Item #EU17134
In silvered zinc with red, white and blue enamels, obverse illustrating various buildings in the City of Salzberg backed by mountains, the flag of the United States of America above, the Salzberg civic coat-of-arms flanked by an edelweiss on the left and an alstroemeria on the right below, surrounded by the inscription "SOUVENIR OF SALZBURG 1946", reverse missing its pinback, measuring 53 mm in diameter, chipping evident in the red enamels on the coat-of-arms, scattered oxidation spots, better than very fine.

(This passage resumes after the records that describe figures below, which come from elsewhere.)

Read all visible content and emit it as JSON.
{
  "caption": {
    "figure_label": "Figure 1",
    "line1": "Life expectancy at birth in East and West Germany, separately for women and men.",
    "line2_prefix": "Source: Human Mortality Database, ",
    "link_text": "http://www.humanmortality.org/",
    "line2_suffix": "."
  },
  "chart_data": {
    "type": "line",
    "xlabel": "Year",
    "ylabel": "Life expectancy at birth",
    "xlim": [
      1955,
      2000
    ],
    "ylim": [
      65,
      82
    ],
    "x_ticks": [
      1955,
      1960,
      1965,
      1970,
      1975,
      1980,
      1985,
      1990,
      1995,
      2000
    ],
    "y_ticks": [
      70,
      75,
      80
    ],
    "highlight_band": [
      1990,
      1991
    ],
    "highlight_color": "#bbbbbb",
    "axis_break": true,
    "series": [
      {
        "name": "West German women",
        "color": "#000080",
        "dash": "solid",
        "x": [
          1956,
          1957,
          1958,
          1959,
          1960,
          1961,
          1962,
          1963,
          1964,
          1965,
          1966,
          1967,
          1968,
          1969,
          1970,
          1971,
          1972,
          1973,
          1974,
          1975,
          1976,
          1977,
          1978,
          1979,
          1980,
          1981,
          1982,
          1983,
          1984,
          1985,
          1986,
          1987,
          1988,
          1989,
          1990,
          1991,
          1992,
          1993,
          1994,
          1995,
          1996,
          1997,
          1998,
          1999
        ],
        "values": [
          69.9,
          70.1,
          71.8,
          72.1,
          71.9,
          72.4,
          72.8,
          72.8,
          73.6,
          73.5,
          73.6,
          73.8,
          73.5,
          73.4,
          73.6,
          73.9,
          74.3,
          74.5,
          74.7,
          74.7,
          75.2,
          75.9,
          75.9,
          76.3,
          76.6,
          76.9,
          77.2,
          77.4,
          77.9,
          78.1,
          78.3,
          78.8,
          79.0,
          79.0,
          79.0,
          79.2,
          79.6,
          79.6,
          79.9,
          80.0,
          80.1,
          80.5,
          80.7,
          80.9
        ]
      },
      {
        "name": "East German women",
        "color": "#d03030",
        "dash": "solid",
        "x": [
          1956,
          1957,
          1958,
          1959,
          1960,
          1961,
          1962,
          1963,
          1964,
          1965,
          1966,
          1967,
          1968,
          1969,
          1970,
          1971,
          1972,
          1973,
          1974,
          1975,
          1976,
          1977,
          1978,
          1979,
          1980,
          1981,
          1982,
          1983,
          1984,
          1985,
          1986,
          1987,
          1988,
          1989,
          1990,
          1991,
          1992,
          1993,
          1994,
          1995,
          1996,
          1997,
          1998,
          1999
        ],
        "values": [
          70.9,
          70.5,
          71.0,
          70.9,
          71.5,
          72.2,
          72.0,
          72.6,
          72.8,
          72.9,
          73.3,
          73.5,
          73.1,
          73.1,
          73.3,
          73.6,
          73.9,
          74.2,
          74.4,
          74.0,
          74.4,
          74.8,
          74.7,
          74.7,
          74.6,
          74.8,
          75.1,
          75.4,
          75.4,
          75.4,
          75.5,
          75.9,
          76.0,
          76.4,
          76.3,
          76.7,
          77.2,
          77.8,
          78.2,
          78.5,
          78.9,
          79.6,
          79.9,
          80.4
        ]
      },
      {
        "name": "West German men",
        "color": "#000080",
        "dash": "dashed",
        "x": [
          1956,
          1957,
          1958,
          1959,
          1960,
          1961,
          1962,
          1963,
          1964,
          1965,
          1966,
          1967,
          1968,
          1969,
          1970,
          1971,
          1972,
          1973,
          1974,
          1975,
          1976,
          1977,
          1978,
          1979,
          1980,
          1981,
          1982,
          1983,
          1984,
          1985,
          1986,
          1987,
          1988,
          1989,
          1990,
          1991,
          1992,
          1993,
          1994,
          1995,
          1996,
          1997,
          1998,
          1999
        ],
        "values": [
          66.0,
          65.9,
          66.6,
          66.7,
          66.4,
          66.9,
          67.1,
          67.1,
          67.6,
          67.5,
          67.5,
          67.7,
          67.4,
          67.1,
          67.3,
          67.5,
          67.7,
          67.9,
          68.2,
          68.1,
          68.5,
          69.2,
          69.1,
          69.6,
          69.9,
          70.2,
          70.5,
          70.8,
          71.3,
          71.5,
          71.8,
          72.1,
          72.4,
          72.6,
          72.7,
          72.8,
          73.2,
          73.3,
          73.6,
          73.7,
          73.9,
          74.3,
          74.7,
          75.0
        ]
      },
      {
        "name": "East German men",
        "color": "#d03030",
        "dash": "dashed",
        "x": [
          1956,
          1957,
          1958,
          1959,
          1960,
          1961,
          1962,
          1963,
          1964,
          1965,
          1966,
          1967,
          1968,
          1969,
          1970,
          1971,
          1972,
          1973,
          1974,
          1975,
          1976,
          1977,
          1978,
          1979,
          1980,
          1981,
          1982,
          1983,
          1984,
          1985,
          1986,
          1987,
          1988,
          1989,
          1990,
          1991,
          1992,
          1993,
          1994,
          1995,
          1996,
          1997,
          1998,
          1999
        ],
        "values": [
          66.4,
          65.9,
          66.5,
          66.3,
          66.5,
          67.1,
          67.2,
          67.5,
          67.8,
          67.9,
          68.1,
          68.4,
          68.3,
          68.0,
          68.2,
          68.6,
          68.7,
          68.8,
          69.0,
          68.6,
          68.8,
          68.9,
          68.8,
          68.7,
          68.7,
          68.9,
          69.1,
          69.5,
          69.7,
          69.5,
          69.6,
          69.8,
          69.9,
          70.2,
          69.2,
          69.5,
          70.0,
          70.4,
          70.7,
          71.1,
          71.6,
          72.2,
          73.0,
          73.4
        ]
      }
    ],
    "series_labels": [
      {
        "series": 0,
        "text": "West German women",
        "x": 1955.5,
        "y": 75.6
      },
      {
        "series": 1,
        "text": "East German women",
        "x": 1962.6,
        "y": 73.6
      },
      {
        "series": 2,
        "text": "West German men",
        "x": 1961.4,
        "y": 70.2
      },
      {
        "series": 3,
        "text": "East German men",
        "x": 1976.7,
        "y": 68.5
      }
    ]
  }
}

Footnote: The Allied occupation of Austria started on April 27, 1945 as a result of the Vienna Offensive and ended with the Austrian State Treaty on July 27, 1955. Subsequent to the Anschluss, Austria had generally been recognized as a constituent part of Nazi Germany. In 1943 however, the Allies agreed in the Declaration of Moscow that Austria would instead be regarded as the first victim of Nazi aggression, and treated as a liberated and independent country after the war. In the immediate aftermath of the Second World War, Austria was divided into four occupation zones and jointly occupied by the United States, the Soviet Union, the United Kingdom, and France. The City of Salzberg was in the American zone. Vienna was similarly subdivided but the central district was collectively administered by the Allied Control Council. Whereas Germany was divided into East and West Germany in 1949, Austria remained under joint occupation of the Western Allies and of the Soviet Union until 1955. Its status became a controversial subject in the Cold War until the warming of relations known as the Khrushchev Thaw. After Austrian promises of perpetual neutrality, Austria was accorded full independence on May 15, 1955 and the last occupation troops left on October 25th that year.